Les mathématiciens, en revanche, tentent de découvrir tous les jeux logiquement possibles, qu’ils correspondent ou non à notre réalité. Il y a peu de chances qu’une invention mathématique donnée soit utile aux scientifiques, et pourtant, maintes et maintes fois, elle l’est. Radulovic excelle à montrer comment des inventions apparemment ésotériques et peu pratiques, telles que les nombres imaginaires et la géométrie non euclidienne, finissent par résoudre des problèmes en physique et dans d’autres domaines.

« On a presque l’impression qu’une main magique a guidé les anciens mathématiciens » vers des formules qui aideraient les scientifiques du futur. Contrairement aux buissons ardents et aux mers qui se séparent, les mathématiques sont un « véritable miracle » et « le livre des mathématiques est écrit par le créateur lui-même, peu importe qui, ou ce que c’est », affirme M. Radulovic.

Pourtant, Radulovic, comme Wigner et Goldenfeld, réfute implicitement la théorie du théisme. Il note que les mathématiques sont truffées de pièges et de paradoxes, comme la preuve de Gödel sur les limites de la preuve. Dieu se moque-t-il de nous ?

Et la plupart d’entre nous ne peuvent pas comprendre les mathématiques sans une longue et éprouvante formation. Si Dieu se soucie vraiment de nous et veut que nous le comprenions par le biais des mathématiques, pourquoi rendre les mathématiques si difficiles à comprendre pour la plupart d’entre nous ? Cela ne me semble pas juste.

Cela m’amène au problème posé par tous les théismes, et pas seulement par la version mathématique. Si Dieu nous a créés et nous aime, pourquoi la vie est-elle si douloureuse et injuste ? C’est le problème du mal. Une réponse populaire est que Dieu nous a donné le libre arbitre, et que nous sommes donc libres d’être méchants les uns envers les autres. D’où le mal.

Attendez, les Ukrainiens et les Palestiniens meurent donc parce que Dieu a donné à Poutine et à Netanyahu leur libre arbitre ? Cela ne semble pas juste. L’hypothèse du libre arbitre n’explique pas non plus toutes les souffrances infligées par des « actes de Dieu » tels que les tremblements de terre, les volcans et les tsunamis.
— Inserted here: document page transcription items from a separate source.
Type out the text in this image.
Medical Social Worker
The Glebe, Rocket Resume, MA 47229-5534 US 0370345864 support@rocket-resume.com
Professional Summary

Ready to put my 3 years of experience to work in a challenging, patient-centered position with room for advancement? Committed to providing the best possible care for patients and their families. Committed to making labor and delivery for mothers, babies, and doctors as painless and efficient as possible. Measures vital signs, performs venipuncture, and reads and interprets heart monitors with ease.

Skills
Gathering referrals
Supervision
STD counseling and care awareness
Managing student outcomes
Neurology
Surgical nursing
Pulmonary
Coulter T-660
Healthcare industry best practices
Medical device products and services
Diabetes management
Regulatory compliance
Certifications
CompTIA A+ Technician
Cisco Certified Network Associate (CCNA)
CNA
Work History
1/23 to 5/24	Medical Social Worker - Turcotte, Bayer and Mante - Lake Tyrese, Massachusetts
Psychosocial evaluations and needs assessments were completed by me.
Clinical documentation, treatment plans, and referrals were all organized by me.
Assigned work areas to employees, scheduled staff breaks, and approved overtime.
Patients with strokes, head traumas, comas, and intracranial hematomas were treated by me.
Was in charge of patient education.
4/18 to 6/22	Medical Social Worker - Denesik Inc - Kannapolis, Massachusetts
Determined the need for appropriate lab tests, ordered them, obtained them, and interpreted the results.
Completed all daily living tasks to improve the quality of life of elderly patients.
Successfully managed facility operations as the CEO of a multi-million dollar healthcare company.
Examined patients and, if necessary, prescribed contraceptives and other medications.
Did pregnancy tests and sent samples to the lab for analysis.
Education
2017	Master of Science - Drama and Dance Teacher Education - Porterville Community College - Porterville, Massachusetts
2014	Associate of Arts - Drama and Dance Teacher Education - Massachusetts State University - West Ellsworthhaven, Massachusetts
Suis-je donc athée ? Non, parce que, comme JP Andrew, je trouve ce monde étrangement bon. Je suis impressionné par la vue du fleuve Hudson depuis la pointe du nez d’Anthony, par la façon dont mon fils et ma fille se moquent de moi et de l’autre lorsqu’ils me rendent visite à Hoboken, par la sensation que procure le fait de jouer au hockey avec mes vieux copains sur le lac Alice.

En bref, je suis impressionné par toutes les choses qui font que la vie vaut la peine d’être vécue, y compris la science, sur laquelle j’écris depuis plus de 40 ans. Mais un Dieu qui mérite d’être crédité pour les bonnes choses mérite d’être blâmé pour les mauvaises.

J’ai proposé ma propre solution psychédélique au problème du mal. Mais aucune théologie n’a vraiment de sens pour moi, pas même la mienne. Plus je vieillis, plus le monde me déconcerte. C’est pourquoi je me qualifie d’agnostique.

JP Andrews reconnaît en quelque sorte le problème du mal. Les souffleurs de feuilles et la plupart des musiques après 1970, dit-il, sont des « preuves de l’athéisme ». Je suis d’accord pour les souffleurs de feuilles. J’ajouterais les armes nucléaires, dont l’invention a été rendue possible par les équations des physiciens. La bombe à hydrogène est-elle un miracle ?

Post-scriptum : Merci à mon ami Richard Gaylord de m’avoir signalé le podcast de Goldenfeld et le livre de Radulovic ; je recommande vivement les deux.